Selbstauflösungsrecht ist "nicht lebensnotwendig"
Nach Ansicht des Berliner Rechtswissenschaftlers Christian Pestalozza wird eine Auflösung des Bundestages durch das Karlsruher Urteil einfacher. Deshalb sei ein Selbstauflösungsrecht des Parlaments "nicht lebensnotwendig", erklärte Pestalozza im Deutschlandradio Kultur.
Frank Meyer: Nach dem langen und komplizierten Tauziehen um die vorgezogenen Neuwahlen rufen jetzt viele Politiker nach einem Selbstauflösungsrecht des Bundestages. Und dieses Selbstauflösungsrecht, das ist jetzt unser Thema hier im Radiofeuilleton. Mit dem Rechtswissenschaftler Professor Christian Pestalozza von der Freien Universität Berlin wollen wir darüber sprechen.
Christian Pestalozza, dass es dieses Selbstauflösungsrecht des Parlaments bei uns nicht gibt, das wird immer wieder mit den Erfahrungen in der Weimarer Republik begründet. Alle sieben Reichstage zwischen 1920 und 1931 wurden vorzeitig aufgelöst. Allerdings hatte der Reichstag auch kein Selbstauflösungsrecht. Wie gingen denn die Parlamentsauflösungen damals vor sich?

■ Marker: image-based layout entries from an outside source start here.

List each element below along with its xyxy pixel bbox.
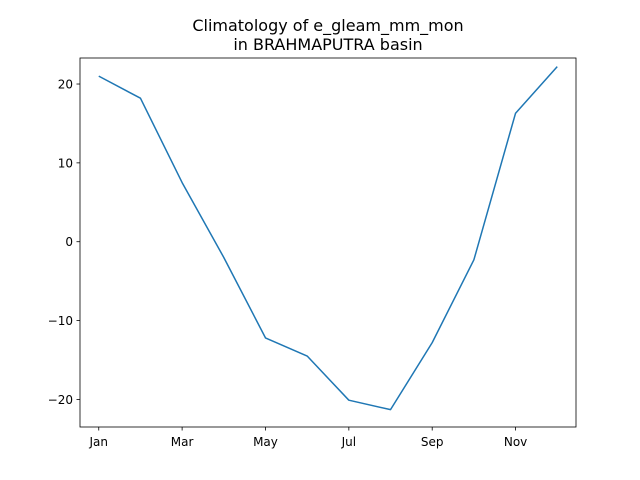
y-tick-label-3: 10: [58, 156, 73, 170]
y-tick-label-2: 0: [65, 235, 73, 249]
x-tick-label-1: Mar: [171, 435, 194, 449]
y-tick-label-4: 20: [58, 78, 73, 92]
y-tick-label-1: −10: [48, 314, 73, 328]
series-line-0: [98, 66, 558, 411]
x-tick-label-5: Nov: [504, 435, 527, 449]
x-tick-label-4: Sep: [421, 435, 444, 449]
x-tick-label-2: May: [253, 435, 278, 449]
x-tick-label-3: Jul: [341, 435, 356, 449]
chart-title-line1: Climatology of e_gleam_mm_mon: [192, 16, 463, 36]
plot-area: Jan Mar May Jul Sep Nov −20 −10 0 10 20: [48, 57, 577, 449]
axes-frame: [79, 57, 577, 428]
y-tick-label-0: −20: [48, 393, 73, 407]
chart-title-line2: in BRAHMAPUTRA basin: [233, 35, 422, 54]
x-tick-label-0: Jan: [89, 435, 109, 449]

Christian Pestalozza: Damals war es so, dass der Reichspräsident ohne besondere Voraussetzungen den Reichstag vorzeitig auflösen konnte. Die einzige Hürde, die er zu überwinden hatte nach der Reichsverfassung, war, er durfte nicht mehrmals aus dem - wie es in der Verfassung hieß - dem gleichen Anlass einen Reichstag auflösen. Aber das ließ sich leicht umgehen, indem man eben mal diesen, mal jenen Anlass genannt hatte. Und daran hat sich auch keiner gestoßen. Also es konnte ohne jede Voraussetzung, wenn der Reichspräsident das Gefühl hatte, die politischen Mehrheiten sind instabil - oder was auch immer eine Rolle spielte - oder er war mit der Reichsregierung unzufrieden, dann konnte er auflösen.

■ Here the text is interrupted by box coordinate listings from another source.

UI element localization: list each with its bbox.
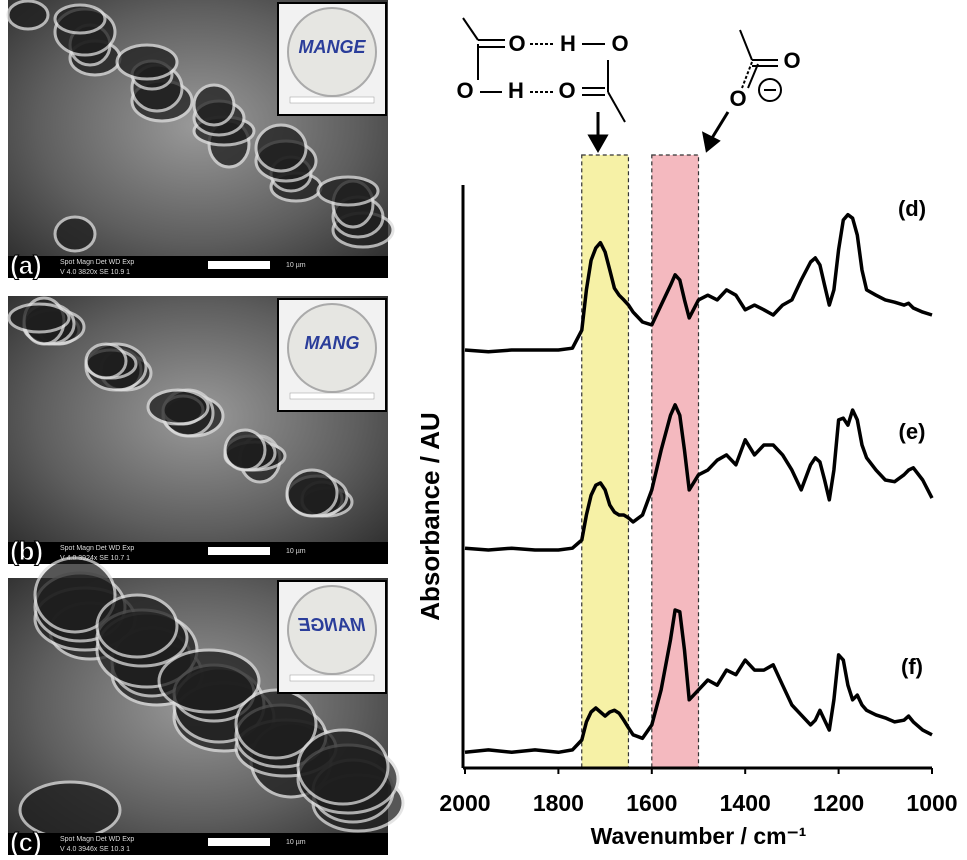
inset-scale-bar [289, 392, 375, 400]
scale-label: 10 µm [286, 262, 306, 269]
scale-bar [208, 547, 270, 555]
pore [157, 648, 261, 714]
pore [285, 468, 339, 518]
series-label: (e) [899, 419, 926, 444]
arrows [587, 111, 730, 154]
pore [234, 688, 318, 760]
highlight-band [581, 154, 630, 769]
pore [6, 0, 50, 31]
scale-bar [208, 838, 270, 846]
series-label: (f) [901, 654, 923, 679]
x-tick-label: 1600 [626, 790, 677, 816]
atom-label: O [783, 48, 800, 73]
y-axis-label: Absorbance / AU [415, 412, 445, 621]
atom-label: O [456, 78, 473, 103]
info-bar [8, 542, 388, 564]
panel-label: (b) [10, 536, 43, 566]
inset-text: MANGE [298, 615, 366, 635]
inset-disk [287, 303, 377, 393]
pore [115, 43, 179, 81]
spectrum-line [464, 403, 934, 552]
inset-disk [287, 7, 377, 97]
x-tick-label: 1200 [813, 790, 864, 816]
pore [316, 175, 380, 207]
x-axis-label: Wavenumber / cm⁻¹ [591, 823, 807, 849]
scale-label: 10 µm [286, 548, 306, 555]
x-tick-label: 1000 [906, 790, 957, 816]
info-values: V 4.0 3924x SE 10.7 1 [60, 555, 130, 562]
atom-label: H [508, 78, 524, 103]
info-header: Spot Magn Det WD Exp [60, 545, 134, 552]
info-bar [8, 833, 388, 855]
pore [33, 556, 117, 634]
atom-label: O [558, 78, 575, 103]
inset-text: MANGE [299, 37, 367, 57]
structure-bonds [462, 17, 782, 123]
x-tick-label: 2000 [439, 790, 490, 816]
info-values: V 4.0 3946x SE 10.3 1 [60, 846, 130, 853]
inset-disk [287, 585, 377, 675]
panel-label: (c) [10, 827, 42, 855]
pore [223, 428, 267, 472]
spectrum-line [464, 608, 933, 755]
scale-bar [208, 261, 270, 269]
inset-scale-bar [289, 674, 375, 682]
scale-label: 10 µm [286, 839, 306, 846]
pore [254, 123, 308, 173]
pore [146, 388, 210, 426]
series-label: (d) [898, 196, 926, 221]
panel-label: (a) [10, 250, 42, 280]
inset-text: MANG [305, 333, 360, 353]
spectrum-line [464, 212, 933, 354]
pore [84, 342, 128, 380]
info-header: Spot Magn Det WD Exp [60, 836, 134, 843]
atom-label: O [611, 31, 628, 56]
info-bar [8, 256, 388, 278]
atom-label: O [729, 86, 746, 111]
pore [53, 3, 107, 35]
atom-label: O [508, 31, 525, 56]
pore [296, 728, 390, 806]
pore [192, 83, 236, 127]
pore [95, 593, 179, 659]
pore [7, 302, 71, 334]
info-header: Spot Magn Det WD Exp [60, 259, 134, 266]
atom-label: H [560, 31, 576, 56]
highlight-band [651, 154, 700, 769]
x-tick-label: 1800 [533, 790, 584, 816]
info-values: V 4.0 3820x SE 10.9 1 [60, 269, 130, 276]
x-tick-label: 1400 [720, 790, 771, 816]
inset-scale-bar [289, 96, 375, 104]
pore [53, 215, 97, 253]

Meyer: Was ist dann genau der Unterschied zu unserer heutigen Konstruktion? Denn bei uns ist ja letzten Endes auch der Bundespräsident entscheidend.
Pestalozza: Ja, es ist aber so, dass damals niemand mitwirken musste außer dem Reichspräsidenten. Der Reichspräsident konnte das Verfahren nicht nur anstoßen, sondern er konnte selbst auflösen. Und der Reichstag selbst hatte dagegen keine Abwehrmöglichkeit. Also es kam auf Mehrheiten im Reichstag für oder gegen die Auflösung nicht an. Der einzige kleine Hemmschuh war, dass die Auflösungsanordnung des Reichspräsidenten die Gegenzeichnung des Reichskanzlers brauchte. Aber die war nicht schwierig zu bekommen, weil der Reichskanzler - anders als heute unser Bundeskanzler - nicht vom Parlament ernannt wurde, sondern vom Reichspräsidenten. Da war also ein Abhängigkeitsverhältnis, so dass die Gegenzeichnung immer geliefert wurde. Und heute ist das eben anders: Unser Bundespräsident, also gewissermaßen der Nachfolger des Reichspräsidenten, kann ja die Initiative in dem Fall gar nicht ergreifen, sondern er steht an dritter Stelle.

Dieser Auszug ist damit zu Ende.